What Alva Noƫ is hinting at is the flaw with weak or pseudo-intelligence, as Alva calls it. As impressive as deep blue is with chess, or Watson with Jeopardy, they fail the "goals across a wide range of environments" test. This is clear with deep blue, and Watson once you realize it's just a glorified search engine.

I often hear people claim Watson learns because it improves based on the answer in the category. While it does use previous answers to tweak the final ranking algorithm. All of this is lost once the category is finished. To really "teach" Watson, you need to add more data to its index and re-index offline.

We have a workable definition of intelligence. What we're missing is a fundamental primitive unit of strong AI. Until this is found, AI will always remain just a bag of tricks, only capable of solving problems its programmers planner for.

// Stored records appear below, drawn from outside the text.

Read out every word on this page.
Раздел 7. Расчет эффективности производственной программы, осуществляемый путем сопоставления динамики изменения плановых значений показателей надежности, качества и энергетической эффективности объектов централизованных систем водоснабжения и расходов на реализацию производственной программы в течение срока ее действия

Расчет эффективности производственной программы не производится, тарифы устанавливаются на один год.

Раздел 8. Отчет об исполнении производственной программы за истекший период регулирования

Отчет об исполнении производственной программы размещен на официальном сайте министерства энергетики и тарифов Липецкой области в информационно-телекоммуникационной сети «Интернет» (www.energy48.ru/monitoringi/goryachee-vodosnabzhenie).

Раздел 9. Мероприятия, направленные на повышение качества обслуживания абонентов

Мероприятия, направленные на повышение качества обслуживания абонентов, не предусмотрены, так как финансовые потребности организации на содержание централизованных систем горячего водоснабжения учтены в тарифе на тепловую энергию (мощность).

[1] https://www.youtube.com/watch?v=V6umr1OP8uo

1 comments

There's still a huge dearth of rigor in defining both the width of a range of environments, the degree of success in achieving goals, and the significance of various goals. I'll expound briefly on the first. Who is to say that the range of "environments" a chess supercomputer faces is narrower than the environments a human faces? Obviously, we intuit our range of environments to be wider, but can we explain why rigorously?
It's more than intuition. Both chess and jeopardy are subsets of the human environment. Watson couldn't handle tic-tac-toe, never-mind chess. Change one rule of chess, and human could cope but Deep Blue would need to be rewritten.